In 2013, the zinc seeking partners cut a deal with Canada Zinc Metals Corp. to explore the Pie, Yuen and Cirque East properties in northern British Columbia. Under the agreement, Teck and Korea Zinc could earn up to a 70 percent interest in the properties by investing C$8.5 million in them by 2019.

With a 2014 budget that will top the C$500,00 first year minimum, the joint venture partners plan to complete targeted geological mapping, selective rock and soil sampling on high priority targets, core re-logging and sampling from historical Pie and Yuen drill core, and potentially geophysical surveys.

Additionally, Teck bought 1.25 million units of Canada Zinc (each unit consists of one share and one purchase warrant) for C$500,000.

The Pie, Cirque East and Yuen properties lie adjacent to Teck and Korea Zinc’s Cirque project.

Mineable reserves at Cirque are reported to total 22.1 million metric tons grading 9.4 percent (4.6 billion pounds) zinc, 2.8 percent (1.4 billion) lead and 60 g/t (42.6 million ounces) silver.

In its exploration and mining summary, the British Columbia Ministry of Energy and Mines reports that Teck re-established the camp at Cirque and drilled deep targets at the property during 2013.

For 2014, Canada Zinc will focus its own exploration on Cardiac Creek deposit of its Akie property, located immediately southeast of the properties optioned to Teck and Korea Zinc.

“Results from the 2013 drilling on Cardiac Creek represent expansion of the known mineralization. We believe targeted drilling this season on the deposit will also further increase the dimensions and level of confidence in the resource which will ultimately assist in planning subsequent stages of exploration and potential developments at Akie,” Canada Zinc President and CEO Peeyush Varshney said during a May 12 announcement.
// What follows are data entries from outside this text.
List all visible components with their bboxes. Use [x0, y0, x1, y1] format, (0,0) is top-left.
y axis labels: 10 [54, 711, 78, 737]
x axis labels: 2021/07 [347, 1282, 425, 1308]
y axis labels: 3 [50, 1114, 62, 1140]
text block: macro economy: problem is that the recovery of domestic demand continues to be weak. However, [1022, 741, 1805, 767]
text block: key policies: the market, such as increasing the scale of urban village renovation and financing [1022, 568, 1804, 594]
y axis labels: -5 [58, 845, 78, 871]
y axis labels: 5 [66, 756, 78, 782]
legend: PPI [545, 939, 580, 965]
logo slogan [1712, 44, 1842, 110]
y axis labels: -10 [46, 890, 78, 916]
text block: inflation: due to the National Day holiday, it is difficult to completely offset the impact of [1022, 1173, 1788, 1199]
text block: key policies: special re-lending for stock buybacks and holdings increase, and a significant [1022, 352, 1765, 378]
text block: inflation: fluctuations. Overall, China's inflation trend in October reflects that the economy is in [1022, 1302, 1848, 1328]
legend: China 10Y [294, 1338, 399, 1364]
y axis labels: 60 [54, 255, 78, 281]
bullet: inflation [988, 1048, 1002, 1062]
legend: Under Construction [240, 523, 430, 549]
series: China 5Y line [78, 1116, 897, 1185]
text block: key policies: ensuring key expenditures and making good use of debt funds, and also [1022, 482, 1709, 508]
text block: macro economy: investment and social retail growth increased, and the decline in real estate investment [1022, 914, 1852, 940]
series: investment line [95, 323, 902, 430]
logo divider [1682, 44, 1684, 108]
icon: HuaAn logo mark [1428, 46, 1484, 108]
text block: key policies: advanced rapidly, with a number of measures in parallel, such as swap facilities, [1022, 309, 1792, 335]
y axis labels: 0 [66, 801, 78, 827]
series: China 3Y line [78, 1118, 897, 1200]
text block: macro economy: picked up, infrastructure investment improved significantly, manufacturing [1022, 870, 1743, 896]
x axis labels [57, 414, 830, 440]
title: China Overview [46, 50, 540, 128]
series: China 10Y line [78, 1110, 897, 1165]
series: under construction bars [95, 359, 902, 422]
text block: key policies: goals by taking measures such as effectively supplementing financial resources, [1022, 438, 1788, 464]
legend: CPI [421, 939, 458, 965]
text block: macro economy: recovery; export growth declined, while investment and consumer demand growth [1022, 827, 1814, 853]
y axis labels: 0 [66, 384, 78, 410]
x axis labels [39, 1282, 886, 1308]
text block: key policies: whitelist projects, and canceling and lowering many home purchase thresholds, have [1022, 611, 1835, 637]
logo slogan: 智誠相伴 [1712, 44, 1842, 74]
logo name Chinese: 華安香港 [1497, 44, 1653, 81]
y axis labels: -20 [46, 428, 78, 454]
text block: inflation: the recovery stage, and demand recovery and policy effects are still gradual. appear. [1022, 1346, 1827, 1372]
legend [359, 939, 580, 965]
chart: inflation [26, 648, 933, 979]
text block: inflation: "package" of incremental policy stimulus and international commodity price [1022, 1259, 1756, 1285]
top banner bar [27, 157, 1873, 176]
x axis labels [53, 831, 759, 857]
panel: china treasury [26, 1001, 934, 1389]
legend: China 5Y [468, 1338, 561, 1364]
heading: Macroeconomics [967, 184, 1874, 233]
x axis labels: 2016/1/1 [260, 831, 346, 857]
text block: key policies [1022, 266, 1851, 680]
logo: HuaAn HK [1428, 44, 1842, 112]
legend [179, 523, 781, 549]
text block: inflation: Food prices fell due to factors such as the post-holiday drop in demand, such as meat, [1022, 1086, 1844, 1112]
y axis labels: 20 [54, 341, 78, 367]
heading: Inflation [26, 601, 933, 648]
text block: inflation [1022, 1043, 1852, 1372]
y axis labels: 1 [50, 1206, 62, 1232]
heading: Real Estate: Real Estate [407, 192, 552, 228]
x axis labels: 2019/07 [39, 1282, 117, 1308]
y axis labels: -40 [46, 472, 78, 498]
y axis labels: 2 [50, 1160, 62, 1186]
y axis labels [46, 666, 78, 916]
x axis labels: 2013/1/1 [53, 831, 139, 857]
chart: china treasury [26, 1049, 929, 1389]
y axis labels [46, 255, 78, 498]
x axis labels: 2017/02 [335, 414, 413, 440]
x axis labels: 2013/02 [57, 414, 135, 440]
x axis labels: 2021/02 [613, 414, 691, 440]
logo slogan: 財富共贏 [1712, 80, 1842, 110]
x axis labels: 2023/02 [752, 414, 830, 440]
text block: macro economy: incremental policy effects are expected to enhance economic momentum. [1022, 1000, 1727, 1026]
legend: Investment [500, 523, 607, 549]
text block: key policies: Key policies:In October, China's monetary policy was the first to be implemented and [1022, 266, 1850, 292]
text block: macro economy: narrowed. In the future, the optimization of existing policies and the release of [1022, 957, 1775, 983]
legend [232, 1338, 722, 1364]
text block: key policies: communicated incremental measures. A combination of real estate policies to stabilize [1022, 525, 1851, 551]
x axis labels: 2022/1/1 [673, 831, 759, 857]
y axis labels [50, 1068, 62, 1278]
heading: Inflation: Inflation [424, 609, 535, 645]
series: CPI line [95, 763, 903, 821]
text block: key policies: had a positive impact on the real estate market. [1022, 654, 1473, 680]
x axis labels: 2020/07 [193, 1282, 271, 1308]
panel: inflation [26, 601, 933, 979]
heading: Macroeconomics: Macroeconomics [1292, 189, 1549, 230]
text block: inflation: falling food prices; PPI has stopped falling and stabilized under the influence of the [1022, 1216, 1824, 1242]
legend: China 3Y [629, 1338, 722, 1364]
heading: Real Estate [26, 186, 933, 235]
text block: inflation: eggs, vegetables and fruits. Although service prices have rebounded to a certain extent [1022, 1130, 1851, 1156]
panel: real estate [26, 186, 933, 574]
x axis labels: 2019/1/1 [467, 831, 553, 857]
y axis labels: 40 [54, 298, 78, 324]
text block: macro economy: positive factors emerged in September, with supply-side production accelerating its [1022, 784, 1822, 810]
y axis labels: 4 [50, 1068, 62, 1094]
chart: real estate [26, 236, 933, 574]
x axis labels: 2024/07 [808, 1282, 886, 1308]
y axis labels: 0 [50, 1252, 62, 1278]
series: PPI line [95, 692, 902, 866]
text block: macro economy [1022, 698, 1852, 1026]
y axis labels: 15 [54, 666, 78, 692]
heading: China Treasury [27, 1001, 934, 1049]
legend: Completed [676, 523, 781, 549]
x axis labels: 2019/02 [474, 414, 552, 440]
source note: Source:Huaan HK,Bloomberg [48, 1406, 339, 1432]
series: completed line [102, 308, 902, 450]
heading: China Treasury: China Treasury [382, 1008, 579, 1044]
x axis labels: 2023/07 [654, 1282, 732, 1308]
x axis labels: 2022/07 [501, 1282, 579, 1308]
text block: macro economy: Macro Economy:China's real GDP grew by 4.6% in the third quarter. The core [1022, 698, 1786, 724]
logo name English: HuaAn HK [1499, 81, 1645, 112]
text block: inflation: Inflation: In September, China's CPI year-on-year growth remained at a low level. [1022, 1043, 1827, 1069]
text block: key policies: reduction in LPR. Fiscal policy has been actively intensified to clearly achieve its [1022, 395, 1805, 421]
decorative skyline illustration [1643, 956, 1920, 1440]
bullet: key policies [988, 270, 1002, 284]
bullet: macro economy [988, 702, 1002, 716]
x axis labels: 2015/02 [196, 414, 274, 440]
Cardiac Creek hosts an indicated resource of 12.7 million metric tons grading 8.4 percent (2.4 billion pounds) zinc, 1.7 percent (472 million pounds) lead and 13.7 g/t (5.6 million ounces) silver (at a 5 percent zinc cut-off grade) and an inferred resource of 16.3 million metric tons grading 7.4 percent (2.6 billion pounds) zinc, 1.3 percent (482 million pounds) lead and 11.6 g/t (6.1 million ounces) silver.